If the magistrate had looked at this marriage in this light I am sure that he would have granted a divorce in this case. It is obvious that, although there was no cruelty in the statutory sense, the marriage was by no means a happy one. It is clear that the appellant resented the fact that the respondent took other wives; and that there were continual quarrels with at least one of the co-wives. The respondent is clearly a conceited man who thinks that he can do no wrong. Although he allowed his wife to go to church on Sundays he insisted that she should be back early enough to cook his meals. He may, as he says, still love his wife; but obviously this is not reciprocal.
That apart, however, it seems to me that the conditions which obtained were extremely conducive to the grant of a customary divorce. First, the appellant had no children. Second, her father was willing to return the dowry; and actually offered it to the respondent. Third, the marriage had clearly broken down. The wife left the husband in August 1976 and returned to her father’s home. At the time of the lower court judgment dated 3rd August 1978 the parties had been living apart for two years, and now for over three years.

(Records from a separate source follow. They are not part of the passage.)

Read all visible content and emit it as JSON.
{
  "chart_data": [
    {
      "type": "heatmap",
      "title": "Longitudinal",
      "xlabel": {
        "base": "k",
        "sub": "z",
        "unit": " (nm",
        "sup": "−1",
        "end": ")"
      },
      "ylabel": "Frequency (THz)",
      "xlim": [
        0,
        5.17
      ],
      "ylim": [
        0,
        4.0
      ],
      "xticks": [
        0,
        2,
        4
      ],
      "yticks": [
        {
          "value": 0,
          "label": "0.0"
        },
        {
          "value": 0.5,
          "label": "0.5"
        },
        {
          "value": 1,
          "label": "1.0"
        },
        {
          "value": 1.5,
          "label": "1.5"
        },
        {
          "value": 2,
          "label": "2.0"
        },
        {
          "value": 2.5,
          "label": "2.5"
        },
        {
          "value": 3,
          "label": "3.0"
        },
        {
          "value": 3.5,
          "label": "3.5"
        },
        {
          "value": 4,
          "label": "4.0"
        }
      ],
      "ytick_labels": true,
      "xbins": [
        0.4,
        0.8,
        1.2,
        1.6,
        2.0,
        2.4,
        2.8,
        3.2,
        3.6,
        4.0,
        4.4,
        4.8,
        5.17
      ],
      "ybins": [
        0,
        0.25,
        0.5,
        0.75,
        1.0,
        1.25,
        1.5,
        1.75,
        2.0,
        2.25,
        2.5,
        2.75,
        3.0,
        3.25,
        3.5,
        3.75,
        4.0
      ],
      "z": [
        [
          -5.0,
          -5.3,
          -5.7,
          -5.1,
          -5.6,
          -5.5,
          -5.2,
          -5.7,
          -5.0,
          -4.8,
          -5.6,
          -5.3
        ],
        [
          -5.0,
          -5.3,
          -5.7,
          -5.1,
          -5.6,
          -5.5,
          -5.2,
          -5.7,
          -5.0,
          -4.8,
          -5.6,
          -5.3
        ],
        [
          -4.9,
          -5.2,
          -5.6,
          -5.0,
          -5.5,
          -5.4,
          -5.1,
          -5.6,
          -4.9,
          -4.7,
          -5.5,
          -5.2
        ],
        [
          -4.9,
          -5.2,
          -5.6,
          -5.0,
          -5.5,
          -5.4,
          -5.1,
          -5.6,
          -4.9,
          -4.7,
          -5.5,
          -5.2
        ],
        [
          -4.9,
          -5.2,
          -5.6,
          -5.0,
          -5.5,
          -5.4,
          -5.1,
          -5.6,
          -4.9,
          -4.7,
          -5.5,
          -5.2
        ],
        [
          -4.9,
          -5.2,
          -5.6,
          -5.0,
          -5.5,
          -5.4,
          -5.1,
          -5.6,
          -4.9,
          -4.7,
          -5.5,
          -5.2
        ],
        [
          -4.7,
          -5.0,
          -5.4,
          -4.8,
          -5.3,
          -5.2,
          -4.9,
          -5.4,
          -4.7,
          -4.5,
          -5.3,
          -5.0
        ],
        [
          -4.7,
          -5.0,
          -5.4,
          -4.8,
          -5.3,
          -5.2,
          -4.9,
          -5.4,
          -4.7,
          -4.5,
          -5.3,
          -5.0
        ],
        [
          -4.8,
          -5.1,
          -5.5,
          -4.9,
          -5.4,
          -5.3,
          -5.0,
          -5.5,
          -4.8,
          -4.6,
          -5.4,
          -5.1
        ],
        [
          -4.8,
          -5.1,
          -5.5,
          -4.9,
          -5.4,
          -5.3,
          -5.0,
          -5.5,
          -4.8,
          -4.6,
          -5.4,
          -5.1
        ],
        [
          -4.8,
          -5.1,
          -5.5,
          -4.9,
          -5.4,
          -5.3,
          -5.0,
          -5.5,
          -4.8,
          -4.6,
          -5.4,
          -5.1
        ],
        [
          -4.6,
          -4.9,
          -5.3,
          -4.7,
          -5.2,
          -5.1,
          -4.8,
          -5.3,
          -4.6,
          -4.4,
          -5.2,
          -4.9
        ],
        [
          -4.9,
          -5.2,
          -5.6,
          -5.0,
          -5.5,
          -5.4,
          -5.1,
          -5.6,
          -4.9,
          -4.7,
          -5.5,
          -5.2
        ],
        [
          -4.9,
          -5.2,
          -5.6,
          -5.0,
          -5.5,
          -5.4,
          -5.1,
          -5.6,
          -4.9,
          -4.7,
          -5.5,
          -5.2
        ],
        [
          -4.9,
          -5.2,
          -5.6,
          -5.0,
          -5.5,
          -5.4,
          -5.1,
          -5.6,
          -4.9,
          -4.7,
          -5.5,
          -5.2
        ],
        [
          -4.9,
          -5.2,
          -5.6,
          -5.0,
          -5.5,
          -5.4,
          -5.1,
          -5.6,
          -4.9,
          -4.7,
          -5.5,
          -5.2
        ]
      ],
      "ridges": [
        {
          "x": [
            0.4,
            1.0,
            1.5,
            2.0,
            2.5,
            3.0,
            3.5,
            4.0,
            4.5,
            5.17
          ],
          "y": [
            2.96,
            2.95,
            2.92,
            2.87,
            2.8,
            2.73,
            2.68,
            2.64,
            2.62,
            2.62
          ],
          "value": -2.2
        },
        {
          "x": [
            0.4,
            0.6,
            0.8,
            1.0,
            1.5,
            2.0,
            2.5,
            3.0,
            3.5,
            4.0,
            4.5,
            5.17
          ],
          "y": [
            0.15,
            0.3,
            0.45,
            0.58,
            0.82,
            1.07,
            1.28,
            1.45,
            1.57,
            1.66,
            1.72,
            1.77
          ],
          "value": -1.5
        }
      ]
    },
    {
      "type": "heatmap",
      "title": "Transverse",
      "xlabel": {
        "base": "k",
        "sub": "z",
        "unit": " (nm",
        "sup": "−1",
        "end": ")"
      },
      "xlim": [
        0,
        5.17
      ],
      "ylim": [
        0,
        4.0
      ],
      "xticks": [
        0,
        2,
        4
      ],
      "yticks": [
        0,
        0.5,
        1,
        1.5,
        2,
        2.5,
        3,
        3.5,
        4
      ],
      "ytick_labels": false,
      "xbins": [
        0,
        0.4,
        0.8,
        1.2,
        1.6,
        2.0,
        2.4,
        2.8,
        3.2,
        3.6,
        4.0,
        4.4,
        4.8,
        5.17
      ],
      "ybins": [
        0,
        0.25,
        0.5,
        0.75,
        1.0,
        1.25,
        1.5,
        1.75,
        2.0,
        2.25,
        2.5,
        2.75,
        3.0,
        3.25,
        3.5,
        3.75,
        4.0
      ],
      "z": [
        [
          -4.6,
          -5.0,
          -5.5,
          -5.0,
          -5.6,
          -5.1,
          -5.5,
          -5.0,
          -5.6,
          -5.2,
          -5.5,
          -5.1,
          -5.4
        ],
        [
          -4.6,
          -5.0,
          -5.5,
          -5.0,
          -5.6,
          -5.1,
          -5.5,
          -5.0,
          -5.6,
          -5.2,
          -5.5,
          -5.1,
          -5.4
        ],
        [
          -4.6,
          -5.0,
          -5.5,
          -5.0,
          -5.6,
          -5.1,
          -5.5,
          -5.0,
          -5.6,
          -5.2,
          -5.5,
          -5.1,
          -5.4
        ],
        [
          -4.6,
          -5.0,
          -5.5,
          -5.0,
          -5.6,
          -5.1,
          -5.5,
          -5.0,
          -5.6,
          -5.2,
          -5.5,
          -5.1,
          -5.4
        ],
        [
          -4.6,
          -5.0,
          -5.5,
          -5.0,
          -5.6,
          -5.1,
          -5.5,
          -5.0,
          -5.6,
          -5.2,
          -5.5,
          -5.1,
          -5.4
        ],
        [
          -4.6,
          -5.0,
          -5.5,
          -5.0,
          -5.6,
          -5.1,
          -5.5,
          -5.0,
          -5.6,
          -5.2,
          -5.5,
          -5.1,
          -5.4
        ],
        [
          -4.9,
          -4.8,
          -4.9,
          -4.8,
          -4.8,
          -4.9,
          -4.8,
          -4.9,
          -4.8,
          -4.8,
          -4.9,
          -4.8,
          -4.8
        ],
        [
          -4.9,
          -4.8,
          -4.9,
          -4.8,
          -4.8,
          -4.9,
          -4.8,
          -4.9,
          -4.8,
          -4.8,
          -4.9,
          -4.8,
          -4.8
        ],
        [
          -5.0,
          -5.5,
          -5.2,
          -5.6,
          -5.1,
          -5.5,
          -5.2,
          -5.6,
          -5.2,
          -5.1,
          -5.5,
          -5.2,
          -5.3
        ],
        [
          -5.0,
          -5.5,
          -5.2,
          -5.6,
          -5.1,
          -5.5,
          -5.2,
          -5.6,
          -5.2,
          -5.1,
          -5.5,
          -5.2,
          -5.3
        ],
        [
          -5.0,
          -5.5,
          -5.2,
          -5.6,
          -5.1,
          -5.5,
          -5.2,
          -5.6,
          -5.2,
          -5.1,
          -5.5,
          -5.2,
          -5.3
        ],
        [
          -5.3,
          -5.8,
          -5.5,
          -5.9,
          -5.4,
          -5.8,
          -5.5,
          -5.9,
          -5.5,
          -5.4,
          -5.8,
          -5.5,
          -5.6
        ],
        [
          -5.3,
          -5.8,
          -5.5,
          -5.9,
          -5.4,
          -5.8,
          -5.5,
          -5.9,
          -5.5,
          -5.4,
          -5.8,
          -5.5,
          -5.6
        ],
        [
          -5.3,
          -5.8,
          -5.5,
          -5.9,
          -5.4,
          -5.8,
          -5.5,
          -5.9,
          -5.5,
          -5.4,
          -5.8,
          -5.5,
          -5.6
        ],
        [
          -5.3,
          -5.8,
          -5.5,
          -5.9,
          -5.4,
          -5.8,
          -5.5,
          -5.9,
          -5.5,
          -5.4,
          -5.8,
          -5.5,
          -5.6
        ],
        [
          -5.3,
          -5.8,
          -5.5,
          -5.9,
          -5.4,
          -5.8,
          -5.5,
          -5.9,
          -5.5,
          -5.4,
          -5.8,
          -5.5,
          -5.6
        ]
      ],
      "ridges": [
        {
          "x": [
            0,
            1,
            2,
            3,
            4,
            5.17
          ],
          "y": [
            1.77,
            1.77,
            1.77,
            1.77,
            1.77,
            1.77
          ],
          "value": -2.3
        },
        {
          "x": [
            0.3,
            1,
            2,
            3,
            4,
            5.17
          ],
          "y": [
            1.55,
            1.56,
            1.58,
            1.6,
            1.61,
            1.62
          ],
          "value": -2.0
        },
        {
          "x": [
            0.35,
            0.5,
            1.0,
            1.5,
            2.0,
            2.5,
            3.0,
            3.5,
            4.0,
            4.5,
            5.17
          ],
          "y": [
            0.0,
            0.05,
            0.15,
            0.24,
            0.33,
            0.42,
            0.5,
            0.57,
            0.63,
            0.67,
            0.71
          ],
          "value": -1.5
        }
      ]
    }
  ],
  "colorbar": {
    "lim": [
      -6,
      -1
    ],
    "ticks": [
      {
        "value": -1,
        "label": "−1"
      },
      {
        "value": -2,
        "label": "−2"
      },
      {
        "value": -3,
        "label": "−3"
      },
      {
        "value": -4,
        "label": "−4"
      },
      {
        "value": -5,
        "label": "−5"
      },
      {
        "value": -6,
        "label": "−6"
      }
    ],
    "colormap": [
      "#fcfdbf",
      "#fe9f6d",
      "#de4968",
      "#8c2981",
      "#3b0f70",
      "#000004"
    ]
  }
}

There is absolutely no hope of reconciliation.
The marriage is obviously dead to all intents and purposes.
I would therefore allow this appeal with costs here and in the court below.
I would set aside the judgment of the District Magistrate II dated 3rd August 1978 and I declare the marriage between the appellant and the respondent dissolved.
Dated and delivered at Kisii this 19th day of October 1979.